Not true. From 18-39, the gender pay gap is less than 1%, which is statistically insignificant. That fraction 1% is due fewer women having children young. It is only after age 40, when vast majority mothers return to the workforce that the pay gap appears at a high 11.2%

PlanDeRaccordement · 03/06/2021 10:48

[quote VanGoghsDog]@PlanDeRaccordement

Yes, I'm aware that stereotypes are bad.

None of that answers the question I asked.[/quote]
You didn’t read the article. It included a study on how work tasks are assigned to Asians clearly based on racial stereotypes

thepuredrop · 03/06/2021 10:49

Not sure why the differences are positioned as being more intelligent/hard-working vs being less intelligent/lazy, given this is FWR, socialisation of children will encourage behaviours which will be advantageous in certain areas but not others.

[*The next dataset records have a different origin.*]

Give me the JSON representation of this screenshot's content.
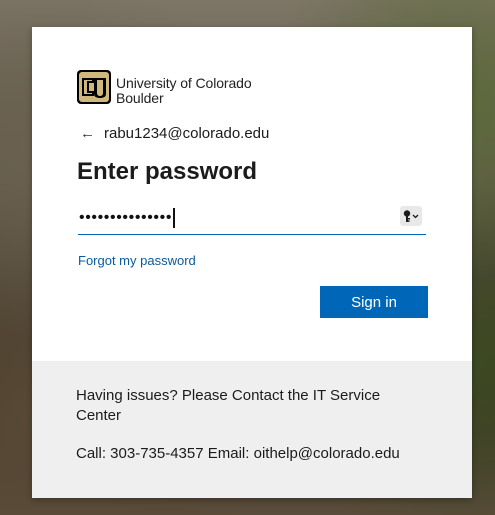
{
  "brand": {
    "name_line1": "University of Colorado",
    "name_line2": "Boulder",
    "logo_icon": "cu-logo-icon",
    "gold": "#cfb87c",
    "black": "#000000"
  },
  "identity": {
    "back_icon": "arrow-left-icon",
    "back_glyph": "←",
    "email": "rabu1234@colorado.edu"
  },
  "title": "Enter password",
  "password": {
    "masked_value": "•••••••••••••••",
    "reveal_icon": "key-icon"
  },
  "links": {
    "forgot_password": "Forgot my password"
  },
  "buttons": {
    "sign_in": "Sign in"
  },
  "footer": {
    "issues_text": "Having issues? Please Contact the IT Service Center",
    "contact_text": "Call: 303-735-4357 Email: oithelp@colorado.edu"
  },
  "colors": {
    "accent": "#0067b8",
    "link": "#0a5a9c",
    "footer_bg": "#efefef"
  }
}
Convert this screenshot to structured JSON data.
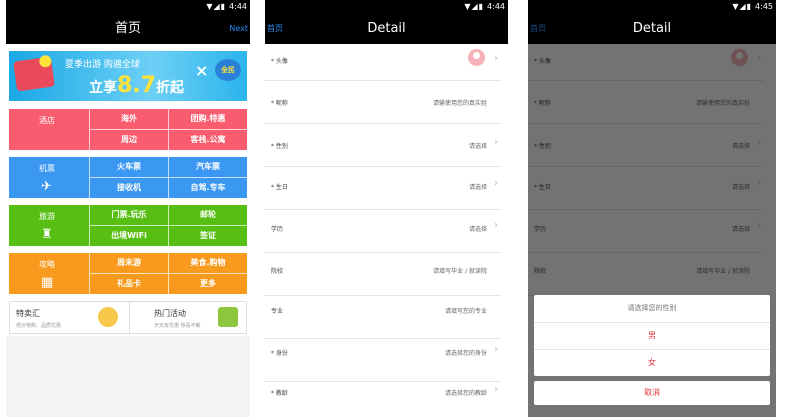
{
  "status": {
    "time1": "4:44",
    "time2": "4:44",
    "time3": "4:45"
  },
  "home": {
    "title": "首页",
    "next": "Next",
    "banner": {
      "line1": "夏季出游 购遍全球",
      "prefix": "立享",
      "big": "8.7",
      "suffix": "折起",
      "times": "×",
      "badge": "全民"
    },
    "sections": [
      {
        "main": "酒店",
        "cells": [
          "海外",
          "团购.特惠",
          "周边",
          "客栈.公寓"
        ]
      },
      {
        "main": "机票",
        "cells": [
          "火车票",
          "汽车票",
          "接收机",
          "自驾.专车"
        ]
      },
      {
        "main": "旅游",
        "cells": [
          "门票.玩乐",
          "邮轮",
          "出境WiFi",
          "签证"
        ]
      },
      {
        "main": "攻略",
        "cells": [
          "周末游",
          "美食.购物",
          "礼品卡",
          "更多"
        ]
      }
    ],
    "promos": [
      {
        "name": "特卖汇",
        "sub": "低价特购、品质优惠"
      },
      {
        "name": "热门活动",
        "sub": "天天有优惠 惊喜不断"
      }
    ]
  },
  "detail": {
    "back": "首页",
    "title": "Detail",
    "rows": [
      {
        "key": "* 头像",
        "value": ""
      },
      {
        "key": "* 昵称",
        "value": "请输使用您的真实姓"
      },
      {
        "key": "* 性别",
        "value": "请选择"
      },
      {
        "key": "* 生日",
        "value": "请选择"
      },
      {
        "key": "学历",
        "value": "请选择"
      },
      {
        "key": "院校",
        "value": "请填写毕业 / 就读院"
      },
      {
        "key": "专业",
        "value": "请填写您的专业"
      },
      {
        "key": "* 身份",
        "value": "请选择您的身份"
      },
      {
        "key": "* 教龄",
        "value": "请选择您的教龄"
      }
    ]
  },
  "picker": {
    "title": "请选择您的性别",
    "options": [
      "男",
      "女"
    ],
    "cancel": "取消"
  }
}
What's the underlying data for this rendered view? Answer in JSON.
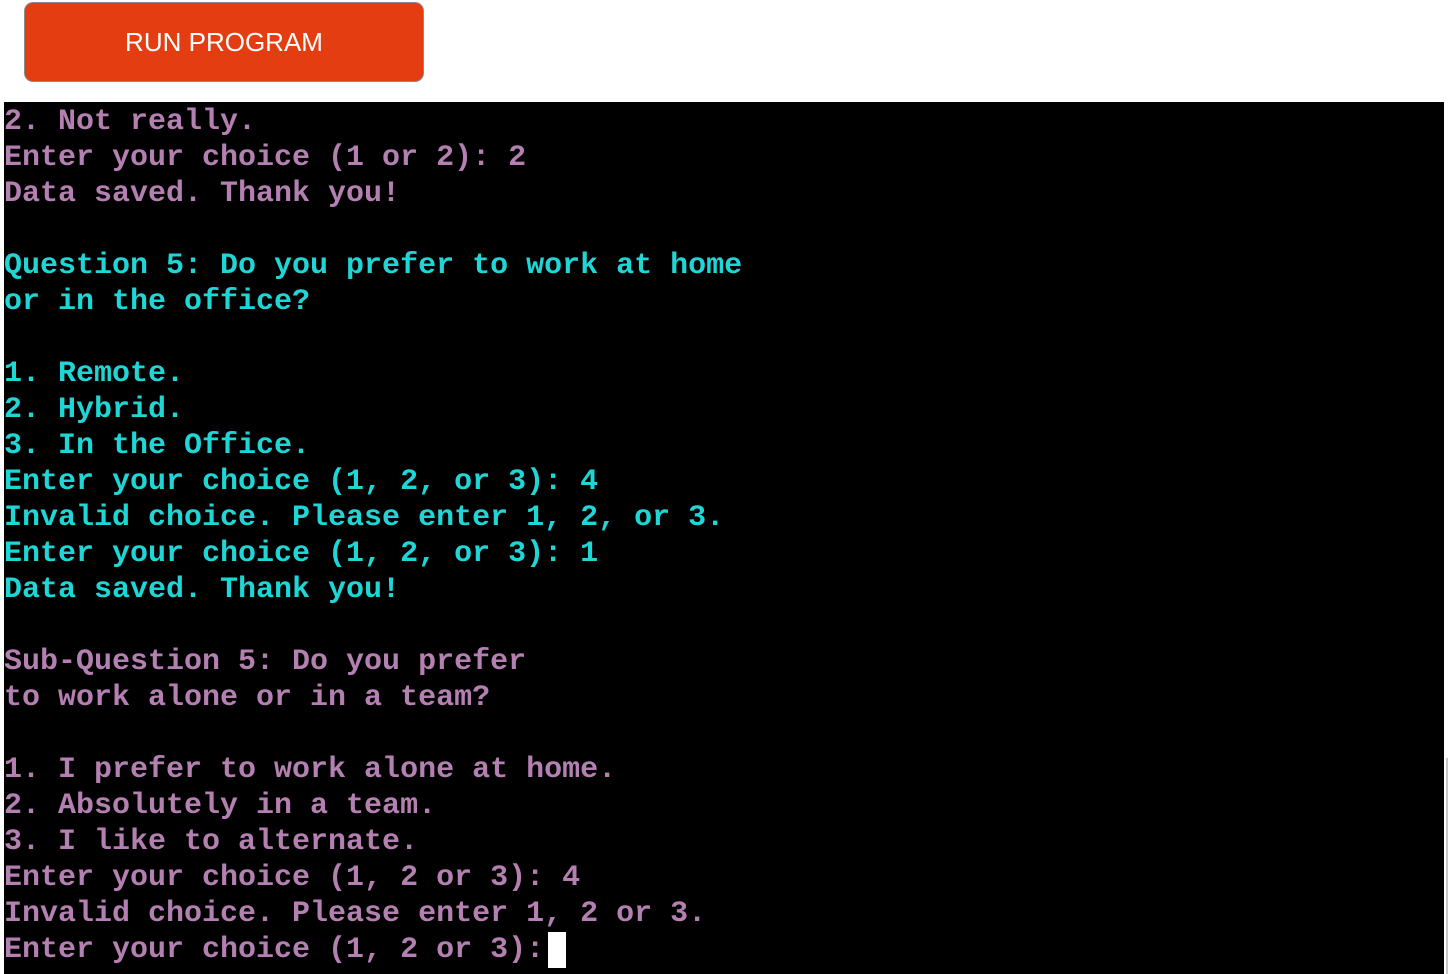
{
  "run_button": {
    "label": "RUN PROGRAM"
  },
  "colors": {
    "button_bg": "#e43d12",
    "terminal_bg": "#000000",
    "purple_text": "#b47fb1",
    "cyan_text": "#1fd6d6",
    "cursor": "#ffffff"
  },
  "terminal": {
    "lines": [
      {
        "text": "2. Not really.",
        "color": "purple"
      },
      {
        "text": "Enter your choice (1 or 2): 2",
        "color": "purple"
      },
      {
        "text": "Data saved. Thank you!",
        "color": "purple"
      },
      {
        "text": "",
        "color": "purple"
      },
      {
        "text": "Question 5: Do you prefer to work at home",
        "color": "cyan"
      },
      {
        "text": "or in the office?",
        "color": "cyan"
      },
      {
        "text": "",
        "color": "cyan"
      },
      {
        "text": "1. Remote.",
        "color": "cyan"
      },
      {
        "text": "2. Hybrid.",
        "color": "cyan"
      },
      {
        "text": "3. In the Office.",
        "color": "cyan"
      },
      {
        "text": "Enter your choice (1, 2, or 3): 4",
        "color": "cyan"
      },
      {
        "text": "Invalid choice. Please enter 1, 2, or 3.",
        "color": "cyan"
      },
      {
        "text": "Enter your choice (1, 2, or 3): 1",
        "color": "cyan"
      },
      {
        "text": "Data saved. Thank you!",
        "color": "cyan"
      },
      {
        "text": "",
        "color": "purple"
      },
      {
        "text": "Sub-Question 5: Do you prefer",
        "color": "purple"
      },
      {
        "text": "to work alone or in a team?",
        "color": "purple"
      },
      {
        "text": "",
        "color": "purple"
      },
      {
        "text": "1. I prefer to work alone at home.",
        "color": "purple"
      },
      {
        "text": "2. Absolutely in a team.",
        "color": "purple"
      },
      {
        "text": "3. I like to alternate.",
        "color": "purple"
      },
      {
        "text": "Enter your choice (1, 2 or 3): 4",
        "color": "purple"
      },
      {
        "text": "Invalid choice. Please enter 1, 2 or 3.",
        "color": "purple"
      }
    ],
    "prompt": {
      "text": "Enter your choice (1, 2 or 3):",
      "color": "purple"
    }
  }
}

MalagaNights · 03/06/2021 10:50

Girls have an advantage because they work harder.
Asian students have advantage because they work harder.

The interesting question is why. Why do girls and Asian children work harder than say white boys?
There will be many cultural reasons which place one group in a position to maximise educational opportunity whilst other groups don't make choices to invest in education, which is of course a disadvantage.

Yes men on average get paid more which is an advantage. The question again is why. Which will have multifaceted biological and cultural reasons one factor of which may be discrimination.

The logical flip flopping between unequal outcomes are/ aren't a problem of unfairness and women are disadvantaged both when their outcomes are higher and lower then mens is incredible to watch here.